Es ist wahrscheinlich kein Geheimnis, dass der Sänger meiner jetzigen Band auch mein Freund ist und mit den Berlin Blackouts der romantische Traum eines jeden Punkrock-Pärchens in Erfüllung gegangen ist, haha. Teil dieser Band zu sein kam mir vor wie in der Mitte einer Explosion zu stehen. Wir haben von Anfang an ein zackiges Tempo vorgelegt, weshalb ich bei den Twitchblades auch ausgestiegen bin. Lieber eine Sache richtig machen, als zwei halb…. you know the deal.

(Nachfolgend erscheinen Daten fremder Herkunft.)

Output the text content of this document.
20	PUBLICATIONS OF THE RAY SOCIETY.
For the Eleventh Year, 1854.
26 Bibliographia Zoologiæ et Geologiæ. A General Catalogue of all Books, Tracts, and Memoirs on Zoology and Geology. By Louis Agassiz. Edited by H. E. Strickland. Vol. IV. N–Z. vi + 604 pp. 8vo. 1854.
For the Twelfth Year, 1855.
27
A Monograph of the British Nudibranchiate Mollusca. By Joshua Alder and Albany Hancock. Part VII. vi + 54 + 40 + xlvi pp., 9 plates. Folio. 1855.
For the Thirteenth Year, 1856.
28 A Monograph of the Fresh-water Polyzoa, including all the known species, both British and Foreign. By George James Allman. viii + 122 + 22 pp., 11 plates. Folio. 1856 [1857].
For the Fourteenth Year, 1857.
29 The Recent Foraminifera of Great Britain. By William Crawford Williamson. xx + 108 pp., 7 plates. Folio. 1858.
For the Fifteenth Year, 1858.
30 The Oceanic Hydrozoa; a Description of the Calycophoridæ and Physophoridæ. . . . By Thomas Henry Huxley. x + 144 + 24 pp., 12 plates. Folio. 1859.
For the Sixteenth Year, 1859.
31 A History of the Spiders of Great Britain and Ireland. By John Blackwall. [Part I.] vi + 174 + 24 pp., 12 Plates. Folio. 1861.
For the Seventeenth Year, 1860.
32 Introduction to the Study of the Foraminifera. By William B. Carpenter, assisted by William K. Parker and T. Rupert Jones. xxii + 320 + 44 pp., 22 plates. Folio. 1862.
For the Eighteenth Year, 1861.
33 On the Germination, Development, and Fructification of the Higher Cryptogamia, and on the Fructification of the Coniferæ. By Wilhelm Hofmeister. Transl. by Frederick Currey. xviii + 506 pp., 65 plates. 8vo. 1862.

So sind wir seit mittlerweile fünf Jahren unterwegs und schreiben momentan an unserem vierten Album. Seit letztem Jahr verunstalte ich außerdem unsere Videos und Plattencover.
Wie ist es bei euch innerhalb der Band mit Gleichberechtigung und den Entscheidungsfindungen? Wirst du voll akzeptiert oder hast du auch hier und da das Gefühl, es könnte besser sein?
Wir wollen ja alle das Gleiche, von daher gibt es wenig Anlass, unterschiedliche Standpunkte oder Geschmäcker ausdiskutieren zu müssen. Prinzipiell hat jeder von uns irgendwo seine Finger drin. Seien es neue Songs, Videoclips oder die Organisation von Shows, jeder hat da sein Steckenpferd und macht wo er Lust drauf hat. Wunderschön ist, dass wir alle mit Bock und Spaß dabei sind. Es ist wie überall: die Person, die eine Idee z.B. bezüglich eines Songs, Videos oder sonst was hat, macht erstmal und zeigt dann den anderen, was ausgesponnen wurde. Die musikalischen und ästhetischen Vorlieben gehen bei uns nicht so extrem weit auseinander, dass wir mit Kompromissen leben müssten. So kann man sagen, dass alles, was wir machen, eine Gemeinschaftsproduktion ist, hinter der alle zu 100 Prozent stehen. Was ich sehr, sehr toll finde.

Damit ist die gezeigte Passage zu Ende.